Decision-making, and its related presumptions change when the threat becomes existential.
Deceivers with resources who abuse the public trust and its presumptions towards individuals, take advantage of societies understanding, towards destructive ends, and continue doing so regardless. They corrupt the systems meant to protect and keep destructive outcome dynamics in check usually for personal or political benefit.
The entities are not entitled to the same benefit of the doubt when they have a history of malfeasance, and lack of credibility.
This is true of anti-trust, government corruption, and government in general when you consider the many other things like Tuskegee, or what happened to the Inuit women who were involuntarily sterilized following eugenics programs in the late 60s early 70s, along with other indigenous peoples under the guise of beneficial programs promoting public health.
You can see just how well fines do in curbing corruption like JPM's silver manipulation over a decade, or Egg price fixing over the past 10 years, or medical equipment providers who have defects that kill patients, and then claim they fix them falsely (in bad faith).
There is a point where you cannot presume innocence, especially with regards to non-person entities (like corporations), who will pay the fine and continue business as usual passing the cost on.
Eventually you hit a critical saturation point where the presumption and benefit of the doubt must necessarily flip.
When related systems break enough, there is a point where people realize the rule of law has failed, and consider alternatives like the brass verdict, and act on it.
These are not good things, but they happen when the dynamics to correct fail as a whole. When people start objectively finding foundational violations, it becomes and is a societal existential threat and should be treated as such.

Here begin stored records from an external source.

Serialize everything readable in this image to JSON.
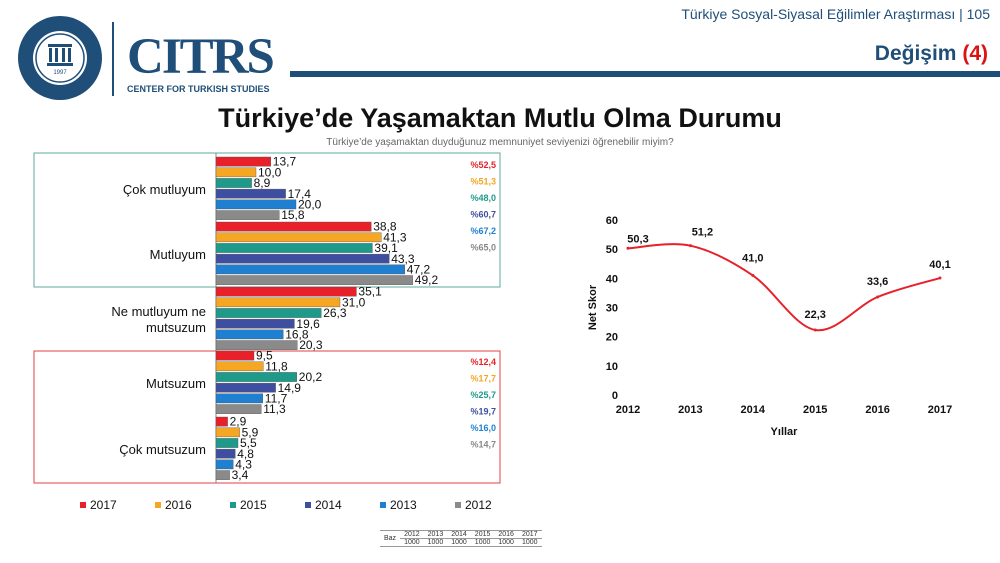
{
  "header": {
    "survey_title": "Türkiye Sosyal-Siyasal Eğilimler Araştırması | 105",
    "section": "Değişim",
    "section_num": "(4)"
  },
  "logo": {
    "seal_text": "KADİR HAS ÜNİVERSİTESİ",
    "seal_year": "1997",
    "name": "CITRS",
    "caption": "CENTER FOR TURKISH STUDIES"
  },
  "title": "Türkiye’de Yaşamaktan Mutlu Olma Durumu",
  "question": "Türkiye’de yaşamaktan duyduğunuz memnuniyet seviyenizi öğrenebilir miyim?",
  "colors": {
    "2017": "#e8202a",
    "2016": "#f5a623",
    "2015": "#1e9a8a",
    "2014": "#3f4fa0",
    "2013": "#1f7fd0",
    "2012": "#8a8a8a",
    "happy_box": "#5fa89c",
    "unhappy_box": "#e04040",
    "line": "#e8202a"
  },
  "chart_data": [
    {
      "type": "bar",
      "orientation": "horizontal",
      "categories": [
        "Çok mutluyum",
        "Mutluyum",
        "Ne mutluyum ne mutsuzum",
        "Mutsuzum",
        "Çok mutsuzum"
      ],
      "category_lines": [
        [
          "Çok mutluyum"
        ],
        [
          "Mutluyum"
        ],
        [
          "Ne mutluyum ne",
          "mutsuzum"
        ],
        [
          "Mutsuzum"
        ],
        [
          "Çok mutsuzum"
        ]
      ],
      "series": [
        {
          "name": "2017",
          "values": [
            13.7,
            38.8,
            35.1,
            9.5,
            2.9
          ]
        },
        {
          "name": "2016",
          "values": [
            10.0,
            41.3,
            31.0,
            11.8,
            5.9
          ]
        },
        {
          "name": "2015",
          "values": [
            8.9,
            39.1,
            26.3,
            20.2,
            5.5
          ]
        },
        {
          "name": "2014",
          "values": [
            17.4,
            43.3,
            19.6,
            14.9,
            4.8
          ]
        },
        {
          "name": "2013",
          "values": [
            20.0,
            47.2,
            16.8,
            11.7,
            4.3
          ]
        },
        {
          "name": "2012",
          "values": [
            15.8,
            49.2,
            20.3,
            11.3,
            3.4
          ]
        }
      ],
      "value_labels": {
        "2017": [
          "13,7",
          "38,8",
          "35,1",
          "9,5",
          "2,9"
        ],
        "2016": [
          "10,0",
          "41,3",
          "31,0",
          "11,8",
          "5,9"
        ],
        "2015": [
          "8,9",
          "39,1",
          "26,3",
          "20,2",
          "5,5"
        ],
        "2014": [
          "17,4",
          "43,3",
          "19,6",
          "14,9",
          "4,8"
        ],
        "2013": [
          "20,0",
          "47,2",
          "16,8",
          "11,7",
          "4,3"
        ],
        "2012": [
          "15,8",
          "49,2",
          "20,3",
          "11,3",
          "3,4"
        ]
      },
      "group_totals": {
        "happy": {
          "2017": "%52,5",
          "2016": "%51,3",
          "2015": "%48,0",
          "2014": "%60,7",
          "2013": "%67,2",
          "2012": "%65,0"
        },
        "unhappy": {
          "2017": "%12,4",
          "2016": "%17,7",
          "2015": "%25,7",
          "2014": "%19,7",
          "2013": "%16,0",
          "2012": "%14,7"
        }
      },
      "legend": [
        "2017",
        "2016",
        "2015",
        "2014",
        "2013",
        "2012"
      ],
      "legend_position": "bottom",
      "xlim": [
        0,
        52
      ]
    },
    {
      "type": "line",
      "x": [
        2012,
        2013,
        2014,
        2015,
        2016,
        2017
      ],
      "y": [
        50.3,
        51.2,
        41.0,
        22.3,
        33.6,
        40.1
      ],
      "value_labels": [
        "50,3",
        "51,2",
        "41,0",
        "22,3",
        "33,6",
        "40,1"
      ],
      "xlabel": "Yıllar",
      "ylabel": "Net Skor",
      "ylim": [
        0,
        60
      ],
      "yticks": [
        0,
        10,
        20,
        30,
        40,
        50,
        60
      ]
    }
  ],
  "baz": {
    "label": "Baz",
    "years": [
      "2012",
      "2013",
      "2014",
      "2015",
      "2016",
      "2017"
    ],
    "counts": [
      "1000",
      "1000",
      "1000",
      "1000",
      "1000",
      "1000"
    ]
  }
}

Failure to react from that point forward then becomes opting out of continued survival, which is well beyond any considered point of absurdity.
Evil is blind to the natural destructive consequences it creates, and sometimes evil needs killing just as it did with the Nazi's.
When the rule of law can no longer fulfill the obligations under social contract, and act as a non-violent conflict resolution, the alternative is natural law and chaos, and it is something that no good person would wish on anyone.
It's one thing to not trust some entity and say they do bad things a lot, or to assume they're being evil in certain areas where they have established motives and patterns.
It's quite another to be so general about it that if a single person flippantly accuses them of basically anything you start off believing it. That's going too far and leads to some ridiculous early conclusions.
There is no issue of people projecting bad intention into conservatives or Trump. There is opposite issue - people excusing them forever with increasingly implausible explanations.